Mind Games
THE NATURE OF SPACE AND TIME
By Stephen Hawking and Roger Penrose
Princeton University Press, 141 pp.
If there were such a thing as the World Professional Heavyweight-Theory Debating Society, this would be the title bout. It would be held at Caesar’s Palace. It would be available on pay-per-view.
Up for grabs? Bragging rights to the biggest theoretical explanation of them all, the explanation of absolutely everything — The Nature of Space and Time.
In this corner, his accomplishments all the more astonishing because of the severity of his infirmity . . . well known to the media and fans of quantum physics as the Isaac Newton of his day . . . Lucasian Professor of Mathematics at the University of Cambridge . . . Stephen Hawking.
And in this corner, a dangerous opponent . . . the author of The Emperor’s New Mind . . . a man whose ideas are subtly, subversively opposed to Hawking’s . . . Rouse Ball Professor of Mathematics at the University of Oxford . . . Roger Penrose.
There’s the bell, and the two contenders come out thinking.
General relativity, you folks at home will recall, describes the architecture of the universe on the grandest, cosmological scale. Quantum physics, meanwhile, explains things at the smallest, subatomic dimensions. But at the point of creation (the Big Bang) or at sidereal singularities (black holes), the impossibly big becomes the impossibly small, and one or other set of equations breaks down into gibberish. They can’t both be right.
At issue here is whether and in what regard quantum physics and general relativity can be reconciled in a grand unified theory. In alternating chapters, this slim volume reproduces a series of lectures sponsored by the Isaac Newton Institute – three by Hawking, three by Penrose – culminating in a final Q&A. Dust off your calculus. You’re going to need it.
Round One: Hawking sets the pace with his account of “Classical Theory.”
“Define I+(p) to be the set of all points of the spacetime M that can be reached from p by future-directed timelike curves . . . There are similar definitions in which plus is replaced by minus and future by past. I shall regard such definitions as self-evident.” Me too.
Round Two: Penrose responds with the concept of cosmic censorship, which seems to imply that what one cannot observe cannot happen, although he takes pains to insist that his inability to prove this principle is not – as Hawking perversely suggests – evidence of its veracity.

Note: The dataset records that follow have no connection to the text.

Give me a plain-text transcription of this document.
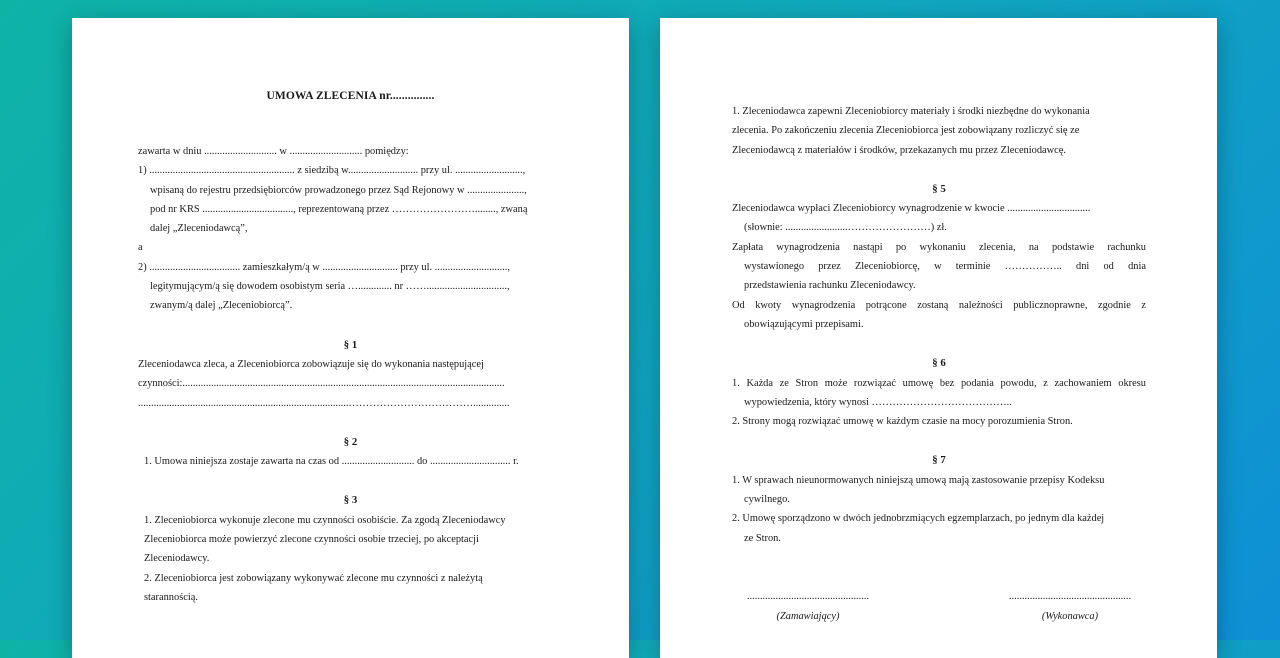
UMOWA ZLECENIA nr...............

zawarta w dniu ............................ w ............................ pomiędzy:

1) ........................................................ z siedzibą w........................... przy ul. ..........................,

wpisaną do rejestru przedsiębiorców prowadzonego przez Sąd Rejonowy w ......................,

pod nr KRS ..................................., reprezentowaną przez ……………………........, zwaną

dalej „Zleceniodawcą”,

a

2) ................................... zamieszkałym/ą w ............................. przy ul. ............................,

legitymującym/ą się dowodem osobistym seria …............. nr ……...............................,

zwanym/ą dalej „Zleceniobiorcą”.

§ 1

Zleceniodawca zleca, a Zleceniobiorca zobowiązuje się do wykonania następującej

czynności:............................................................................................................................

.................................................................................………………………………..............

§ 2

1. Umowa niniejsza zostaje zawarta na czas od ............................ do ............................... r.

§ 3

1. Zleceniobiorca wykonuje zlecone mu czynności osobiście. Za zgodą Zleceniodawcy

Zleceniobiorca może powierzyć zlecone czynności osobie trzeciej, po akceptacji

Zleceniodawcy.

2. Zleceniobiorca jest zobowiązany wykonywać zlecone mu czynności z należytą

starannością.

1. Zleceniodawca zapewni Zleceniobiorcy materiały i środki niezbędne do wykonania

zlecenia. Po zakończeniu zlecenia Zleceniobiorca jest zobowiązany rozliczyć się ze

Zleceniodawcą z materiałów i środków, przekazanych mu przez Zleceniodawcę.

§ 5

Zleceniodawca wypłaci Zleceniobiorcy wynagrodzenie w kwocie ................................

(słownie: ........................……………………) zł.

Zapłata wynagrodzenia nastąpi po wykonaniu zlecenia, na podstawie rachunku

wystawionego przez Zleceniobiorcę, w terminie …………….. dni od dnia

przedstawienia rachunku Zleceniodawcy.

Od kwoty wynagrodzenia potrącone zostaną należności publicznoprawne, zgodnie z

obowiązującymi przepisami.

§ 6

1. Każda ze Stron może rozwiązać umowę bez podania powodu, z zachowaniem okresu

wypowiedzenia, który wynosi …………………………………..

2. Strony mogą rozwiązać umowę w każdym czasie na mocy porozumienia Stron.

§ 7

1. W sprawach nieunormowanych niniejszą umową mają zastosowanie przepisy Kodeksu

cywilnego.

2. Umowę sporządzono w dwóch jednobrzmiących egzemplarzach, po jednym dla każdej

ze Stron.

...............................................
(Zamawiający)
...............................................
(Wykonawca)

So there.
Round Three: Hawking speculates that if there can be macroscopic black holes – points in space with the gravitational pull of collapsed stars – there might be microscopic black holes, sucking in matter then disappearing. “Maybe,” he ponders, “that is where all those odd socks went.”
Round Four: In a reworking of Schrödinger’s famous thought experiment, Penrose spends an entire chapter metaphorically killing and unkilling a cat.
Round Five: Hawking’s handling of the equations shows that we live in “an isotropic and homogenous expanding universe with small perturbations.” At this point, I felt a splitting headache coming on and had to lie down for a nap.
I didn’t wake up until well into Chapter Six, only to learn that “projective twistor space can be co-ordinatized by the ratios of four complex numbers.” “This,” Penrose concedes, “is usually where people start to get confused.”
Officially confused, I went out into the back yard and looked up at the night sky. It really is beautiful. And which of them is right, Hawking or Penrose? Beats me. That’s a secret known only to the inner circle of the mathematical cognoscenti, and even they are divided. What good is an explanation almost no one can understand?